USD/JPY Seen Remaining Bid Despite BoJ Intervention Threat
- USD/JPY pulled back aggressively from earlier highs around 145 to around 143 on Wednesday amid the threat of BoJ intervention.
- The BoJ, which acts on behalf of the Japanese MoF regarding intervention, reportedly conducted “rate checks”.
- Analysts see intervention as unlikely, and any intervention-induced USD/JPY dip to be bought into anyway.
BoJ Conducts “Rate Check”
Headlines during Wednesday’s Asia Pacific session suggesting that the Bank of Japan is taking steps that could precede outright FX market intervention to prop up the value of the yen triggered a reversal lower in USD/JPY, with the pair now trading around 143.0 after earlier probing the 145.0 area.
The BoJ reportedly conducted a “rate check”, which means it asked Japanese FX dealers for direct prices ahead, a step it has taken in the past ahead of direct market interventions. When it comes to FX market intervention, the BoJ acts at the behest of the Japanese Ministry of Finance.
Japanese Finance Minister Shunichi Suzuki on Wednesday told market participants that any intervention would not be announced in advance, and would likely not be confirmed in its aftermath. Suzuki and other Japanese officials have been jawboning about the negatives associated with excessive yen weakness in the past few days as USD/JPY has pushed to fresh multi-decade highs.
Normally, a weaker yen is viewed as favorable by authorities given the associated boost to Japanese exports.
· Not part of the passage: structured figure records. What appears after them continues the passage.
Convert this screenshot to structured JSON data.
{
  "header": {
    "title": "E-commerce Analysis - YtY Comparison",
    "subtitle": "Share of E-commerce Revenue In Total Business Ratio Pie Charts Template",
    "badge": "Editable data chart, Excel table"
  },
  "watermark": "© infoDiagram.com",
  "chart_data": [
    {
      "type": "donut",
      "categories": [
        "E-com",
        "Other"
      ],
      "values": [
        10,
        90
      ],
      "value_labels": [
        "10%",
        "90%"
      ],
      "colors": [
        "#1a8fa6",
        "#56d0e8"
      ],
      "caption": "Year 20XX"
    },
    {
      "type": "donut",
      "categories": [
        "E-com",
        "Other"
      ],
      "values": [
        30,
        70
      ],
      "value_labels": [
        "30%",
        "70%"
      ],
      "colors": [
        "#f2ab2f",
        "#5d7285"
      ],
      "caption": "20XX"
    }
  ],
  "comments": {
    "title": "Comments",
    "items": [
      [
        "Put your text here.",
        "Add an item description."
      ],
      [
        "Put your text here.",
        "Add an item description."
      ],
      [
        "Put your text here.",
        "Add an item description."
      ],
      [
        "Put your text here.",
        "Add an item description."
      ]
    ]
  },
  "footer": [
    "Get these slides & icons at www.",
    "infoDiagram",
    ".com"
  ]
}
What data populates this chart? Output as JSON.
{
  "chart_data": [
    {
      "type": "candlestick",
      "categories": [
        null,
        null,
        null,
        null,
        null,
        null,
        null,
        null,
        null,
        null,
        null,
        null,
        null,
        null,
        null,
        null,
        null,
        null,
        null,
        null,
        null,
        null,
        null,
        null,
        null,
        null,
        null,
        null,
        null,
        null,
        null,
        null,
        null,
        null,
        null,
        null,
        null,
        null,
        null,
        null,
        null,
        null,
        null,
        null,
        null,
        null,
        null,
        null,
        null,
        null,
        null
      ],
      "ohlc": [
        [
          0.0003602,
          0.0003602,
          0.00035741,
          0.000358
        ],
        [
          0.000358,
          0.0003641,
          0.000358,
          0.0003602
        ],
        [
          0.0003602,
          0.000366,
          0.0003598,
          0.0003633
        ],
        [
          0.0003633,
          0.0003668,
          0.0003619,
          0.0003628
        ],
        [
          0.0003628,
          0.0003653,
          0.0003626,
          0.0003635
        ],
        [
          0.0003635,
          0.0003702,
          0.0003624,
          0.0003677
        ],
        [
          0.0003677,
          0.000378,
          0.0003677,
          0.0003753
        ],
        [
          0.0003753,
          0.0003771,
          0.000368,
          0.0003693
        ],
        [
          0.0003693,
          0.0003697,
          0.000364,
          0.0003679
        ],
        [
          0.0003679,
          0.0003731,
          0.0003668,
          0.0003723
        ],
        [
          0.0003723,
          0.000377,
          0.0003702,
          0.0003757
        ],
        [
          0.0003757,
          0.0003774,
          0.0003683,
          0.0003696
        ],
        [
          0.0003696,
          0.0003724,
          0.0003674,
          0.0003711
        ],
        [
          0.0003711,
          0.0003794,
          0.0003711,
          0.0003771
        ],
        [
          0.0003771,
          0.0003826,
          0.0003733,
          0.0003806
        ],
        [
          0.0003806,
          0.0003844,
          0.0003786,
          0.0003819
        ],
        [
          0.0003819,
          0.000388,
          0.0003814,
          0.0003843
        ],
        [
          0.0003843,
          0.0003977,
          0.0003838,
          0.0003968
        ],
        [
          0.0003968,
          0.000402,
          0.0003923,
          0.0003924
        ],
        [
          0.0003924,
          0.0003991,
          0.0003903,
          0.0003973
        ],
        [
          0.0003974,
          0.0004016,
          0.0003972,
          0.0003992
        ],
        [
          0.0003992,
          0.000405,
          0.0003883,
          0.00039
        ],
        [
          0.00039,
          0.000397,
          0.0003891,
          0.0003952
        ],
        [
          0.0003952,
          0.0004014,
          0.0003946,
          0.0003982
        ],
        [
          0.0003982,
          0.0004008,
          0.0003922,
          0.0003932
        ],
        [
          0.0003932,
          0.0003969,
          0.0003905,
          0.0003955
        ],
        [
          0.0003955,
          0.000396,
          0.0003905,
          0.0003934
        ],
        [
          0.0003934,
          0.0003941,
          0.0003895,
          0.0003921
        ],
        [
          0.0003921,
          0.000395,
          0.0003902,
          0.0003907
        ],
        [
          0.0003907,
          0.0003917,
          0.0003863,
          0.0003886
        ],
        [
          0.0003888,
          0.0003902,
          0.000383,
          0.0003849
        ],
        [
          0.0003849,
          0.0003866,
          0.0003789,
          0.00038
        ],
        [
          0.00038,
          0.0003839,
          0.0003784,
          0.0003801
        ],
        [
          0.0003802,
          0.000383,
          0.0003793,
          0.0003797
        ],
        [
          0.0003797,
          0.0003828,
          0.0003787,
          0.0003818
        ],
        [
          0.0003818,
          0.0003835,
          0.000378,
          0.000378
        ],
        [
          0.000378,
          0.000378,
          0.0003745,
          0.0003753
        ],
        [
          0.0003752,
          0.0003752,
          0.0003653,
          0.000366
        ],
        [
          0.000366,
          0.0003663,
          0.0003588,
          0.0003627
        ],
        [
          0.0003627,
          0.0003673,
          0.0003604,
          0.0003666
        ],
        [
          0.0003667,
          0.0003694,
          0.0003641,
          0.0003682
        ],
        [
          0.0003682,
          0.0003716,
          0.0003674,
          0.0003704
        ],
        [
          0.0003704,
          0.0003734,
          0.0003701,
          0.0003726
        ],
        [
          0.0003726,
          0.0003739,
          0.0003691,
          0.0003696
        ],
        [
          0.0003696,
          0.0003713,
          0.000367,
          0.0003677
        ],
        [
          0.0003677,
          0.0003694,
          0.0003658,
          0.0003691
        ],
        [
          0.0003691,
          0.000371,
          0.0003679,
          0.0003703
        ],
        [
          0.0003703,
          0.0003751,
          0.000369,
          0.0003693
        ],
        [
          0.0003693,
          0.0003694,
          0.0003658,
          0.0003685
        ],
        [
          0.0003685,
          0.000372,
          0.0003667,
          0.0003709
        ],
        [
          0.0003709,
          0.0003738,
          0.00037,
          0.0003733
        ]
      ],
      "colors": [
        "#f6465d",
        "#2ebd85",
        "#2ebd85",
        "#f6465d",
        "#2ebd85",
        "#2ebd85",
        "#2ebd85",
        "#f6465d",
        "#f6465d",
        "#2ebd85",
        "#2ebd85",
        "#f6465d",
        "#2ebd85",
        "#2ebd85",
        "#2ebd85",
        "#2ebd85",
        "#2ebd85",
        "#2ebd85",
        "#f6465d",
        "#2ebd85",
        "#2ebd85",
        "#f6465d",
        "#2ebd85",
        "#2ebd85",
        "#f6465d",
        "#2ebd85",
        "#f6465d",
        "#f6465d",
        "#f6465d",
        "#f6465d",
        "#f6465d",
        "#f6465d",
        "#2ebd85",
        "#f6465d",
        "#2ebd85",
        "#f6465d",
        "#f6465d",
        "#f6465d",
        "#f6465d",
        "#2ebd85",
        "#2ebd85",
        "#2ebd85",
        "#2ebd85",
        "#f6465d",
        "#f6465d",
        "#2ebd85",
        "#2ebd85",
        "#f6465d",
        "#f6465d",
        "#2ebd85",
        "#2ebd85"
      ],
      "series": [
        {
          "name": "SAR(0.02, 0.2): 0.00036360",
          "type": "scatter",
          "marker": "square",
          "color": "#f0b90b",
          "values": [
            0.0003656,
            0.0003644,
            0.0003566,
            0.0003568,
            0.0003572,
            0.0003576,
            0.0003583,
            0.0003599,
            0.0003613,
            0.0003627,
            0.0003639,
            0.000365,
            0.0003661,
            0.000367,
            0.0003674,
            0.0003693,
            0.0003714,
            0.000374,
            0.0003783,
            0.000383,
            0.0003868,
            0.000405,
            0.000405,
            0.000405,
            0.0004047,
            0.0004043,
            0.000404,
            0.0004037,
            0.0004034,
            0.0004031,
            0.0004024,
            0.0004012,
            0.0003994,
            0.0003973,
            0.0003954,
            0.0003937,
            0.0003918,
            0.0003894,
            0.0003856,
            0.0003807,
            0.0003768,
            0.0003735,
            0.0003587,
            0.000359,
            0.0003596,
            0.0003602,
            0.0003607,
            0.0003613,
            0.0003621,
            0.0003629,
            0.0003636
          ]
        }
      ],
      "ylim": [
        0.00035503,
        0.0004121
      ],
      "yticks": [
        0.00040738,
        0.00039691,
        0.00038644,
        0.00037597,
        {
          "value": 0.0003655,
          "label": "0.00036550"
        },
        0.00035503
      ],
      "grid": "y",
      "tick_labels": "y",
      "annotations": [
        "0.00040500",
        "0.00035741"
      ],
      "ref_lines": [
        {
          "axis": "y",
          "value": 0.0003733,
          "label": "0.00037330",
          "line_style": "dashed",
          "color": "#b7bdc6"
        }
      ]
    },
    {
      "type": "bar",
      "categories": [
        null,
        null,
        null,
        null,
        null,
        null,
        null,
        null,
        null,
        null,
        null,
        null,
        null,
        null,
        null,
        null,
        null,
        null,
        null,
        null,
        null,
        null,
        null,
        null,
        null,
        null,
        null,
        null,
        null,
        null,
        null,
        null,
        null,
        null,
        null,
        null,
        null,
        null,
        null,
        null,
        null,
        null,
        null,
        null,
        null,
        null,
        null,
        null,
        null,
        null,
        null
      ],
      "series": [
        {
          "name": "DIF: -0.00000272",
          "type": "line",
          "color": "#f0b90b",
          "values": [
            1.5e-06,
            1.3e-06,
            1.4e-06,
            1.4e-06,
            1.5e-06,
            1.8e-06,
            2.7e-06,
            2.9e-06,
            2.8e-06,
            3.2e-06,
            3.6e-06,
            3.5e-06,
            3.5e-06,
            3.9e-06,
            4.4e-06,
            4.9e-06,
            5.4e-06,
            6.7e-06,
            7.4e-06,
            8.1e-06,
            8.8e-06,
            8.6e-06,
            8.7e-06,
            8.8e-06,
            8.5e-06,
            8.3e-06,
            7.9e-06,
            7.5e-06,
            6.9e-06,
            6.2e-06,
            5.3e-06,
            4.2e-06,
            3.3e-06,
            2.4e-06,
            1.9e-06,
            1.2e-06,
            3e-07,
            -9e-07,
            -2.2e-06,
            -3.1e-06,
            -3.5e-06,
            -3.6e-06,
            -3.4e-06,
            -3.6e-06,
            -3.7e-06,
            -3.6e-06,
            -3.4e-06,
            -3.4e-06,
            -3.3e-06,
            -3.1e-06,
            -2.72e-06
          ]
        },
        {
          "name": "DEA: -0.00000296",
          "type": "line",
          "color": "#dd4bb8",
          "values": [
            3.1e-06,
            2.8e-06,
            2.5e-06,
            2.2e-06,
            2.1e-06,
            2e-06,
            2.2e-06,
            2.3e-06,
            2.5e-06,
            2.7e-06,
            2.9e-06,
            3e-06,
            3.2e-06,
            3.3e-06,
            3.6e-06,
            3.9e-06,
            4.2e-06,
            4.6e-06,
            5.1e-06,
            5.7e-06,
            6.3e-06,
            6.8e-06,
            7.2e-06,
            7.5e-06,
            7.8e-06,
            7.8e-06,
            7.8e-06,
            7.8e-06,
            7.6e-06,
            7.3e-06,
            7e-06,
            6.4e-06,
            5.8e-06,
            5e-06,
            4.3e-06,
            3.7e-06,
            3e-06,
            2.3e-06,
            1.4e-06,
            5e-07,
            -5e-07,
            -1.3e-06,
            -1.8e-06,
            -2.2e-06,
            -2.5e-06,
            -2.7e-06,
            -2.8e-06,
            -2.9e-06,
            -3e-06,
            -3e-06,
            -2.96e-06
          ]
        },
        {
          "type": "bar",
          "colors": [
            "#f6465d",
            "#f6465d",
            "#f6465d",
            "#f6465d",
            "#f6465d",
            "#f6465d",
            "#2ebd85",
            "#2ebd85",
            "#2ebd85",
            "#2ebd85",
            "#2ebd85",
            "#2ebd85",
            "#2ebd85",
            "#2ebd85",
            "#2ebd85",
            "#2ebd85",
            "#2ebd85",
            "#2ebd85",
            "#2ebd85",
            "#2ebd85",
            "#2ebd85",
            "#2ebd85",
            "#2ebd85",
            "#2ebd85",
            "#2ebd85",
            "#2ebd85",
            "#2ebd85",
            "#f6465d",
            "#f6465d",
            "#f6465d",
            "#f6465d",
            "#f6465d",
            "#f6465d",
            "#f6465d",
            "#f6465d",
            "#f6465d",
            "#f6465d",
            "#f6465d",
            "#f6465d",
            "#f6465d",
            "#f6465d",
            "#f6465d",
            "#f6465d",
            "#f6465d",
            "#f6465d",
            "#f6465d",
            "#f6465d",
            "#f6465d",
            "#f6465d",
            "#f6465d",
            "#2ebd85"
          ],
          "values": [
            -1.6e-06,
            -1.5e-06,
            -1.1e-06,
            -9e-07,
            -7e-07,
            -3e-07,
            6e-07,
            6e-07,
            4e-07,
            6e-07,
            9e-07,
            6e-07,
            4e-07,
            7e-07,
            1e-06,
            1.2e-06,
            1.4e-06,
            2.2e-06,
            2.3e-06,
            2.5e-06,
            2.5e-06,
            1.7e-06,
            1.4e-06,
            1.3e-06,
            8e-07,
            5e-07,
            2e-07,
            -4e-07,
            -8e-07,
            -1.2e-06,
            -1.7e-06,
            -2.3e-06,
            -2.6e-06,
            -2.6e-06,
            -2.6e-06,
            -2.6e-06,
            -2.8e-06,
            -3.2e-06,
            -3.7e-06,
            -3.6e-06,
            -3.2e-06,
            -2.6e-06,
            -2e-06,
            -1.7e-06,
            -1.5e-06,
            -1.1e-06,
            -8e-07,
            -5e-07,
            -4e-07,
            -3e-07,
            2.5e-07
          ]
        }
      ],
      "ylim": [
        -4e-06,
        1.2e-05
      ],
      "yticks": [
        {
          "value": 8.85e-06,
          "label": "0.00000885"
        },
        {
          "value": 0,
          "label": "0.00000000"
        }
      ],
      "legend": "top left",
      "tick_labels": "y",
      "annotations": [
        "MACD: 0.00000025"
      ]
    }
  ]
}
But given the extent of the yen’s decline this year (around 30% versus the US dollar) and the surge in global energy prices, yen weakness is hurting Japanese businesses and consumers.
The yen has underperforming its major G10 peers this year as a result of the BoJ’s continued commitment to its ultra-dovish policy stance at a time when other major central banks like the Fed, BoE and ECB have been aggressively raising interest rates to curb rampant inflation. This has triggered a significant widening of G10 (ex-Japan)/Japanese rate differentials, battering the yen.
Intervention Viewed as Unlikely
Analysts noted on Wednesday that, given Japan is a signatory to the G7 and G20, and as such has signed policies about refraining from FX market intervention, direct intervention remains unlikely.
“My feeling is that the MOF won’t intervene at this stage and will leave it at verbal warnings,” said the chief economist at the Tokyo-based Norinchukin Research Institute, according to Reuters. “There’s still a week before the Fed’s rate-setting meeting… I don’t think markets believe the ministry will intervene at current dollar/yen levels,” the chief economist said.
Further verbal warnings could come directly from BoJ Governor Haruhiko Kuroda and his colleagues at next week’s BoJ meeting. The bank is not expected to signal any intentions to deviate from its ultra-dovish policy stance of rates at -0.1% and continued yield curve control.
USD/JPY to Remain a Buy on Dips, Even if BoJ Intervenes
“Were there BoJ FX intervention, Japanese authorities could easily sell around $5bn… That could trigger a brief dollar correction,” said ING analyst Chris Turner in a note on Wednesday. “However, the dollar is up here for good reasons and we would expect the macro hedge fund community to be happy to buy dips on any 2-3% correction in USD/JPY,” he added.